Friday 27 August 2010

Tomorrow’s elimination final against Mt Gravatt marks the beginning of the Territory Thunder’s assault on  QAFL glory, but for defender Cameron Roberts it could spell the end of his 15-year football career spanning three states.

The 31-year-old former Geelong Cats player has missed a third of this season through injury, but Roberts says the mind contradicts how his body is feeling.

“You get to my age, nearly 32, and you start to think about the end,” he told the NT News’ Jess Webster.

“The mind still thinks I can do things its just a matter of whether the body can keep going.

“But I’m looking forward to a big rest once the season is finished and then I won’t make a decision on whether I go on or not until post-Christmas, and see how the motivation is and how the body feels.”

After re-injuring his quad in a best-on-ground performance in Thunder’s thrilling 10-point win over Labrador at Gardens Oval in Round 17, Roberts had limited time on the ground against Broadbeach last week.

But he is here for the important time of the year and is fit to play against the Vultures at Giffin Park, Coorparoo tomorrow.

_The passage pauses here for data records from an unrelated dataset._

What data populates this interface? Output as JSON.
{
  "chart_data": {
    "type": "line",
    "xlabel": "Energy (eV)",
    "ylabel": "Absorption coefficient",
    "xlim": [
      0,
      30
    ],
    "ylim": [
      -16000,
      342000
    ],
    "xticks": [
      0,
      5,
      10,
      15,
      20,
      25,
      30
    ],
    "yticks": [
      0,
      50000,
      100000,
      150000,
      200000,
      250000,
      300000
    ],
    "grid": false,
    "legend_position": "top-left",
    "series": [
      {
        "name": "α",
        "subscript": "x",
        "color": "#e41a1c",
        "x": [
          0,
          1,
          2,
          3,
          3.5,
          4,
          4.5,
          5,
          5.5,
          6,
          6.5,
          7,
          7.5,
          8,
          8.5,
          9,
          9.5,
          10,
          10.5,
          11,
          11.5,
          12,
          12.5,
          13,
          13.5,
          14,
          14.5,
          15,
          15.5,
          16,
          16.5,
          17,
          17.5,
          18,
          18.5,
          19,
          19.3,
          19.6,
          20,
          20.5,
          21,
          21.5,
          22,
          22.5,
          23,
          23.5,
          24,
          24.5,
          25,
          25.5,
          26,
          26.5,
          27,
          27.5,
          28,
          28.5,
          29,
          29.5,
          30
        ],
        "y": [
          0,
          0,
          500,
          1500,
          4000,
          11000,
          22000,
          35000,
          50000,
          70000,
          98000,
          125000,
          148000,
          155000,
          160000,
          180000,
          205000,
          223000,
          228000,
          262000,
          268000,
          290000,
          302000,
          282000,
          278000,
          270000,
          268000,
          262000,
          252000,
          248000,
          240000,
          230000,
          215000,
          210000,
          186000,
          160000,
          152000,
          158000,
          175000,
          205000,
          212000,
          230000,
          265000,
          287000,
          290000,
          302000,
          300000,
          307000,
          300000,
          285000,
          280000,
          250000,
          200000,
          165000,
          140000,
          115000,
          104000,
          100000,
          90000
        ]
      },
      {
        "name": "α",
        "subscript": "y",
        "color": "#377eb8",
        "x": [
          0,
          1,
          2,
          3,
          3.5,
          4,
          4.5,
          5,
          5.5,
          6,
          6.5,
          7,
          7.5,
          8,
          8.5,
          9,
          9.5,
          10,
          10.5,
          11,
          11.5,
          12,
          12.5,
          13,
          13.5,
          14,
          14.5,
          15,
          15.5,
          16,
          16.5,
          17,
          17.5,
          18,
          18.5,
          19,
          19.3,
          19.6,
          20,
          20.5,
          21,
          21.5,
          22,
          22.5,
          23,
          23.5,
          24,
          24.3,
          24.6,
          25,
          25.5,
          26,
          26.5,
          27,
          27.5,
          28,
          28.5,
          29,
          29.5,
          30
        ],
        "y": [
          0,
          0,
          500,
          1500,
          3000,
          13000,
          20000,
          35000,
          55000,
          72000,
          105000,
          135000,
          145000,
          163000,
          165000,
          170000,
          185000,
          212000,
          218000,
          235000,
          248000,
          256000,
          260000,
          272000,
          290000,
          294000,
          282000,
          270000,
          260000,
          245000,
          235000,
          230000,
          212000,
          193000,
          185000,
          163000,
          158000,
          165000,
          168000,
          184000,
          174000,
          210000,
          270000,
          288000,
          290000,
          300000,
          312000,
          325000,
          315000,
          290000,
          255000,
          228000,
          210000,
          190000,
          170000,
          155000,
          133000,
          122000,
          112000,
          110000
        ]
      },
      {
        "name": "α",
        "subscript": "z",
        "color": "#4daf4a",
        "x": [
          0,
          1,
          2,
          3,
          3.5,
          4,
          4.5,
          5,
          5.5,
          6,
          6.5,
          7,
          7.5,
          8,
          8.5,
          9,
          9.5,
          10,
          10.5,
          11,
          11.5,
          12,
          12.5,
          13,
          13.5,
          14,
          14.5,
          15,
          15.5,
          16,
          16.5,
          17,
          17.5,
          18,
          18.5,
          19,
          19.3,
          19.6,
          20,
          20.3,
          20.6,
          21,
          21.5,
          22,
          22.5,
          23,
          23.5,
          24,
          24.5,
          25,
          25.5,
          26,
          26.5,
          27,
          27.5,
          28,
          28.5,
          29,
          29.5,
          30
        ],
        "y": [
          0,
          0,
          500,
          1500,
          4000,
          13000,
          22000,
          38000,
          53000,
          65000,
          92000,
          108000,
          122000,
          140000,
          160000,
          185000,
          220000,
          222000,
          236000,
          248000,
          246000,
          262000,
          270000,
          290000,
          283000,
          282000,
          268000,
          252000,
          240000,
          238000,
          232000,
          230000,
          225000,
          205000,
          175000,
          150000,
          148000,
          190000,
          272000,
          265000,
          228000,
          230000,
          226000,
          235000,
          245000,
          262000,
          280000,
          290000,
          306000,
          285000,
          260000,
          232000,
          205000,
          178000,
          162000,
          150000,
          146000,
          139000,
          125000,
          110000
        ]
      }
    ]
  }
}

While there are no doubts on his right quad this time, questions still remain about Thunder’s ability to perform on the road.

“I guess its been the question most of the year, weve only won the one game away but the positive note on that, the team that we did beat was Mt Gravatt,” Roberts said.

“Finals are a different sort-of ball game. Really what happens throughout the year is irrelevant to a certain extent.

“But I guess our last two games we’ve taken confidence going into this week’s game.

“Really we’ve got nothing to lose, we’ve made history making the finals for the first time in our second year (in the QAFL) and our thought is about going as far as we can in the finals.

“The boys are filled with excitement.”

And it is the excitement of being part of a growing club that urges Roberts to continue pulling on the boots beyond this year.

“The enjoyment factor of playing with blokes like Zephi Skinner, Bradley Palipuaminni, Dion Munkara and all these young kids gives you an extra bounce in your step and a bit of extra life,” he said.

“For that reason alone I enjoy playing.

“It’s not so much about my individual performanc, its about helping those guys and watching them flourish into good players.

“So that’s where the enjoyment more so lies now at this point of my career.”